Dir. Andy McGregor, the Tron, 12th – 15th October
When a play starts with two delusional tramps, aka God (Darren Brownlie) and Lucifer (Ashley Smith), betting 50 quid on God’s ability to corrupt the most boring human being – Lucas Petit (Alasdair Hankinson) – into a life of sin and crime, you starts to suspect that everything will go hilariously wrong. The Rise and Inevitable Fall of Lucas Petit didn’t disappoint.
The first thing to catch the eye was the impressive magnetic set, which slowly disintegrated as the plot spun into complete madness. The metallic frame carried everything needed during the show, from flat oversized pints of beer made out of what looked like cardboard to inbuilt fluorescent bungee cords held down by the cast to create a laser security grid. A real creative masterpiece that worked incredibly well with the whimsy and improbability in the play. No less original were the costumes, consisting once more of flat clothing cut-outs attached with Velcro to the cast’s chests, with various flaps to facilitate character changes.

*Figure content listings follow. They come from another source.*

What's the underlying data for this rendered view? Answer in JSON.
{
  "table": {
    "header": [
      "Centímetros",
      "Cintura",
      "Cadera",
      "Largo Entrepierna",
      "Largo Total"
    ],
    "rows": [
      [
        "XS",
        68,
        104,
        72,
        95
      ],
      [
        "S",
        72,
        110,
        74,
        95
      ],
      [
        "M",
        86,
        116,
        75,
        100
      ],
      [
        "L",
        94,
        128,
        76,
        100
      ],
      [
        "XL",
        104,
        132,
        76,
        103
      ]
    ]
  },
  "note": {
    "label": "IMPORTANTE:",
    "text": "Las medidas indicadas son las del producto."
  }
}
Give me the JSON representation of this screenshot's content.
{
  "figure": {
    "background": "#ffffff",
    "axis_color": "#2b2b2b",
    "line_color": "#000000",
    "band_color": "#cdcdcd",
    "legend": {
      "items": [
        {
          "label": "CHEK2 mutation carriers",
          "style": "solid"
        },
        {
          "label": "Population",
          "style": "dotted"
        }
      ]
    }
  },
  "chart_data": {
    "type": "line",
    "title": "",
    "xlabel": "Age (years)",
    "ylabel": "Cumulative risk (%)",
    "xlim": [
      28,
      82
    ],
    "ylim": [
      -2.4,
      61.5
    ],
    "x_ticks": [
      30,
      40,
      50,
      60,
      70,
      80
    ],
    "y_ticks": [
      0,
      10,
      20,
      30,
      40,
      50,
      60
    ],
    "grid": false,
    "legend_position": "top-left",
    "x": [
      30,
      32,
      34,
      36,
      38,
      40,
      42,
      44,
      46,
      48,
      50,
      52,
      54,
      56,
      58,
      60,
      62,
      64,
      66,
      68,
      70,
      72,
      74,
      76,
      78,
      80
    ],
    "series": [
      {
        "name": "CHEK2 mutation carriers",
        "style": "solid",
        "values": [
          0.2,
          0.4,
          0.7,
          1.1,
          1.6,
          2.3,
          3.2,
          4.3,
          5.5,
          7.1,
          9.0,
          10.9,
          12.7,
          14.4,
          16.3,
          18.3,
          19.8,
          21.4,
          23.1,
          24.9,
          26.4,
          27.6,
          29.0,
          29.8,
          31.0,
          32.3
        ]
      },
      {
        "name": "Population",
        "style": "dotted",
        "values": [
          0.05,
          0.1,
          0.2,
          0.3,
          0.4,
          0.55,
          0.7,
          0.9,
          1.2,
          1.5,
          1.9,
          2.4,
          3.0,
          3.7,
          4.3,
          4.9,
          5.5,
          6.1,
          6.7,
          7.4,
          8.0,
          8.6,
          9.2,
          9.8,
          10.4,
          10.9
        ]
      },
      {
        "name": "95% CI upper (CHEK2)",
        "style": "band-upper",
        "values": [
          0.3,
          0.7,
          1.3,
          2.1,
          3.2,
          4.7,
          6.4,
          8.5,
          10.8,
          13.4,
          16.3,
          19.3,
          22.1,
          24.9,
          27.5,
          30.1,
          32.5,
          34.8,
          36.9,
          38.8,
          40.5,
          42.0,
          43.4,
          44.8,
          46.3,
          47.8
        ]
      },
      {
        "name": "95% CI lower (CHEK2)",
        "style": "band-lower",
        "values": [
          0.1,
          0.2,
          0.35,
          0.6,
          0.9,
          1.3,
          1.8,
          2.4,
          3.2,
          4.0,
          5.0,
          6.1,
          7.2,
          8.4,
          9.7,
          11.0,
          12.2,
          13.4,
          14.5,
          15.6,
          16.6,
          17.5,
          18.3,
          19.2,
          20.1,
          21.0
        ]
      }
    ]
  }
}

The versatility of the show was however not limited to costume. Even if I was at first taken slightly aback by the exaggeration in acting, it soon became impossible to not be completely drawn into it and admire how perfectly controlled every word, expression and movement was. A cast of three managed to create a myriad of characters, all more colourful, endearing and amusing than the next. Special mention must be made of Darren Brownlie’s God, whose singing, dancing and pure Glaswegian sass kept me absolutely amazed throughout. His hilarious lines and mannerisms beautifully accompanied the degenerating plot to its apex: the comfort brought by a wee pick n’ mix after breaking into Parliament and kidnapping Nicola Sturgeon.
Wonderfully clever and inventive, it was a great night with great laughs – very much needed in the current mid-autumn flu-ridden climate.